Danny Jordaan, Chief Executive of the 2010 Fifa Soccer World Cup Local Organising Committee addresses a media conference in Cape Town ahead of the final draw for next year's showpiece event, December 1, 2009.   REUTERS/Mike Hutchings
Danny Jordaan, Chief Executive of the 2010 Fifa Soccer World Cup Local Organising Committee addresses a media conference in Cape Town ahead of the final draw for next year’s showpiece event, December 1, 2009. REUTERS/Mike Hutchings

CAPE TOWN,  – Danny Jordaan, the central figure in South Africa’s 2010 World Cup bid which is now implicated in vote buying, is concentrating on his new role as mayor of the coastal city of Port Elizabeth rather than answering allegations made in U.S. court documents. Jordaan, also the president of the South African Football Association, was billed to appear at a Johannesburg press conference on Wednesday to answer the allegations but did not appear. Instead sports minister Fikile Mbalula repeated South African government denials.

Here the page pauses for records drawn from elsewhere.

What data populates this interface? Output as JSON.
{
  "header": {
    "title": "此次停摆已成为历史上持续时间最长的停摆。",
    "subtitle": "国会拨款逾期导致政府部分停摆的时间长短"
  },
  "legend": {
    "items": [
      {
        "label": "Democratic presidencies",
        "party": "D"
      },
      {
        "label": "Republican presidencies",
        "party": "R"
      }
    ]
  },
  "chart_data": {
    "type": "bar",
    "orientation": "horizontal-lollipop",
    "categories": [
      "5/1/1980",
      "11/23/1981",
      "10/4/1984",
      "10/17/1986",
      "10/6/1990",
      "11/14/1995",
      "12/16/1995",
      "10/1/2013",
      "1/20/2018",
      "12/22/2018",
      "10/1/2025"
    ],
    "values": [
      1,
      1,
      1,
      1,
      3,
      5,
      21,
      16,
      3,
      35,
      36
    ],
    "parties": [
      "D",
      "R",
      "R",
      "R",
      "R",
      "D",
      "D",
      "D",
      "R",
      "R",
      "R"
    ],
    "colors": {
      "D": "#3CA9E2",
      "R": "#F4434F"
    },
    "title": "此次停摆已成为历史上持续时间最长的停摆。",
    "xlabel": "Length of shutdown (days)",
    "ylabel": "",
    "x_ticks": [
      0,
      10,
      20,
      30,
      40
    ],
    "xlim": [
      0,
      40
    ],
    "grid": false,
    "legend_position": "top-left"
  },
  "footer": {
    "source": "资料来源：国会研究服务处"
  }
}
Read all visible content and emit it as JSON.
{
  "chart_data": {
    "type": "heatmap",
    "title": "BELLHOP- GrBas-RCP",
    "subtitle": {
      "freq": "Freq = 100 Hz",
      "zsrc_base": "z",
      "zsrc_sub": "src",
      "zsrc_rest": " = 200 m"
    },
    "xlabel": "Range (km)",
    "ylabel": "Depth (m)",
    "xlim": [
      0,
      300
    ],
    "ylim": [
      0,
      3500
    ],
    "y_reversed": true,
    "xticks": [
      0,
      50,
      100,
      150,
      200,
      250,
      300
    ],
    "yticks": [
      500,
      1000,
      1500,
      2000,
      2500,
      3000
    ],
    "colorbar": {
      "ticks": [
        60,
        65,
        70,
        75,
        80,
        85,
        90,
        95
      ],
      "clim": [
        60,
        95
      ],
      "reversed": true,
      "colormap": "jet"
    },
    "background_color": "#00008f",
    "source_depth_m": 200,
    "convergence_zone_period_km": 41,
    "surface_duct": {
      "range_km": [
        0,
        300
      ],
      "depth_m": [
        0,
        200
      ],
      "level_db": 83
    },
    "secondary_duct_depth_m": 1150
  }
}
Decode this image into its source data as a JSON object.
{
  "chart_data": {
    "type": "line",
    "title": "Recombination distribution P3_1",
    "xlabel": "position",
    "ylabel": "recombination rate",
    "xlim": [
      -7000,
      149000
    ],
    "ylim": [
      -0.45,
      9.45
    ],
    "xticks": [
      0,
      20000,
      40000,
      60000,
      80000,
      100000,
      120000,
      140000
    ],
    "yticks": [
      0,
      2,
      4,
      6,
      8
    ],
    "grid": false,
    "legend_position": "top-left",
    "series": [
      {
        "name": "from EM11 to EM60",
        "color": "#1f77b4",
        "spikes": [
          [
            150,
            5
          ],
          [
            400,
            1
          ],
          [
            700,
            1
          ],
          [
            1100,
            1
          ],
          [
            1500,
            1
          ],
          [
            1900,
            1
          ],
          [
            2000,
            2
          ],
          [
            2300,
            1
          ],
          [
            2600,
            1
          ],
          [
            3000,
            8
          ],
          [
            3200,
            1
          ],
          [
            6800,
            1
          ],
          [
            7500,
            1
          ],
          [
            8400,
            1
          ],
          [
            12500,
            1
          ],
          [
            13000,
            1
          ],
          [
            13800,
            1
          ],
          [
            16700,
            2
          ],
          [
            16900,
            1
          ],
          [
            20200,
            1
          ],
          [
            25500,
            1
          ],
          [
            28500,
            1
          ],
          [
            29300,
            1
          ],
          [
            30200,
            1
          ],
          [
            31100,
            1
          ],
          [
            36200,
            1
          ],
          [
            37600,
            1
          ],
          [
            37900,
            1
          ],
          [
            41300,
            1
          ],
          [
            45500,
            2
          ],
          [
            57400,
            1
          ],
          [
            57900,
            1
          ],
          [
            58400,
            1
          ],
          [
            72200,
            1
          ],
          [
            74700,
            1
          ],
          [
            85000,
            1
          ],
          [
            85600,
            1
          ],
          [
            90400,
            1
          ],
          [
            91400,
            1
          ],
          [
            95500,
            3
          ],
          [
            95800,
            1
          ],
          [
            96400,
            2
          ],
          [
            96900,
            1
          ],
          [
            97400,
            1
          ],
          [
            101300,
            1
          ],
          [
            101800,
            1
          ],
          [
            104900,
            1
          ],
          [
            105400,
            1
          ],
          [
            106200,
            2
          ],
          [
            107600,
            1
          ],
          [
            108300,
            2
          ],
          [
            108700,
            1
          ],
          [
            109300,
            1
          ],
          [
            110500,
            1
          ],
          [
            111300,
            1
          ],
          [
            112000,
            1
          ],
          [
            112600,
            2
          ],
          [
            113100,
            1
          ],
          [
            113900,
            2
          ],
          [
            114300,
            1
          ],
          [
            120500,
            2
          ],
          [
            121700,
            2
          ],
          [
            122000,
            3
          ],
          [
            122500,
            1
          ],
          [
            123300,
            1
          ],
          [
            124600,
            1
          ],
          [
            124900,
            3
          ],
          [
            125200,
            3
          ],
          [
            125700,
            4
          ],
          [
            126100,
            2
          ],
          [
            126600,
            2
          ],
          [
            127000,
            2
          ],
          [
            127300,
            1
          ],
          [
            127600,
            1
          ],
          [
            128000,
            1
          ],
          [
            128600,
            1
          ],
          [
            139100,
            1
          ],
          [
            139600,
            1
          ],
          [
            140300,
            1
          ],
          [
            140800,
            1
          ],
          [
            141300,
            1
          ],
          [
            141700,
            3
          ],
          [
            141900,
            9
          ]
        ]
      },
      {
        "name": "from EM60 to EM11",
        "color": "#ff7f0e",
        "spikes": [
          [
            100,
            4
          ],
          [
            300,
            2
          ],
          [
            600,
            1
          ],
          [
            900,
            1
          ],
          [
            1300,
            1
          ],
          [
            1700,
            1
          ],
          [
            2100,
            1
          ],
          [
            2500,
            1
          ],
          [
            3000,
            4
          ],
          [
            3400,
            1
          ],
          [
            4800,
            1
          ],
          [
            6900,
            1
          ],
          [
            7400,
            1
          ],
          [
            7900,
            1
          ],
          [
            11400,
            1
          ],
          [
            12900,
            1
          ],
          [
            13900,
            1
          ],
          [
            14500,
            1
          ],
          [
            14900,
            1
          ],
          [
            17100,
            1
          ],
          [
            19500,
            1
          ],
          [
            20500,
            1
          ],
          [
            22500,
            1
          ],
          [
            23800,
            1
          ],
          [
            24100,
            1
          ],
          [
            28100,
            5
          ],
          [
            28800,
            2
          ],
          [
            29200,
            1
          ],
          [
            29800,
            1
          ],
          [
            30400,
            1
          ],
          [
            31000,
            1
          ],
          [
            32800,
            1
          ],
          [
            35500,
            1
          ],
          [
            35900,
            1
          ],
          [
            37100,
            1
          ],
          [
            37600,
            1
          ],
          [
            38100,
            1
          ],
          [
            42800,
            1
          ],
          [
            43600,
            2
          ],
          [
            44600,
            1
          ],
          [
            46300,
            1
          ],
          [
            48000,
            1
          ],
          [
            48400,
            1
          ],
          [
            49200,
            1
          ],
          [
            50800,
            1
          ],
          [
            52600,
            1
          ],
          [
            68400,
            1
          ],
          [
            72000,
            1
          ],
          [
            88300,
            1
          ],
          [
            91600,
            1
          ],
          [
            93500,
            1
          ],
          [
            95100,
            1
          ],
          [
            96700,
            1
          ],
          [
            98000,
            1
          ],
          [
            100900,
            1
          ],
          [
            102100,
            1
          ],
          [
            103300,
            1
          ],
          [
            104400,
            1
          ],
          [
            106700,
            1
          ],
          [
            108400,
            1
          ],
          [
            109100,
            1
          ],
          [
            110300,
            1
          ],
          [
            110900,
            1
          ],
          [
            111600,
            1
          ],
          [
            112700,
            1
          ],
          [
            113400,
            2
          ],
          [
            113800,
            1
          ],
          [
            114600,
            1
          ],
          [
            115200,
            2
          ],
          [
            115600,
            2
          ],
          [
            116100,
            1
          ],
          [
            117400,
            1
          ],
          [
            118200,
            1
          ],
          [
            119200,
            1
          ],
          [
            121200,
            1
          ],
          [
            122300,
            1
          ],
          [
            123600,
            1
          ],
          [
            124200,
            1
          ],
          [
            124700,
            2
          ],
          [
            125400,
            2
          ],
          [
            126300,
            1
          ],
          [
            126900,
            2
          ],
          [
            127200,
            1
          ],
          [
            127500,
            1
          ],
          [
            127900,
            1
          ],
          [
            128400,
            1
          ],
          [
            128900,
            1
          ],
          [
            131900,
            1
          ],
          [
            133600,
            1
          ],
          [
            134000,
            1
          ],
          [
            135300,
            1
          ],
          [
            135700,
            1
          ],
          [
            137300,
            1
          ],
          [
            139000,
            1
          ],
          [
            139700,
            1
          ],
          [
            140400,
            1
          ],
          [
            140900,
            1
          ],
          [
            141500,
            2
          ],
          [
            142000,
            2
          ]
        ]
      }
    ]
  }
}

“He is fully focused on his tasks as mayor. He has been spending his time consulting with various communities about the city’s budget,” Jordaan’s spokesman Roland Williams told local radio on Thursday.

South Africa stands accused of bribing FIFA executive committee for votes to obtain the right to host the 2010 World Cup, court documents said.

Jordaan, the driving force behind the 2010 bid and after that the chief executive officer of the local organising committee, was inaugurated as mayor of the Nelson Mandela Bay municipality, including Port Elizabeth and outlying areas, last Thursday.

The ruling African National Congress, for whom he is a former member of Parliament, asked him to take over a troubled city council racked by factional conflict. They said he was A perfect candidate because of his administrative success in helping South Africa win the hosting of the 2010 World Cup.

But the move could backfire as allegations that South Africa paid bribes for votes are detailed in U.S. court documents following the indictment of 14 football officials in the last week, including serving and former FIFA vice presidents.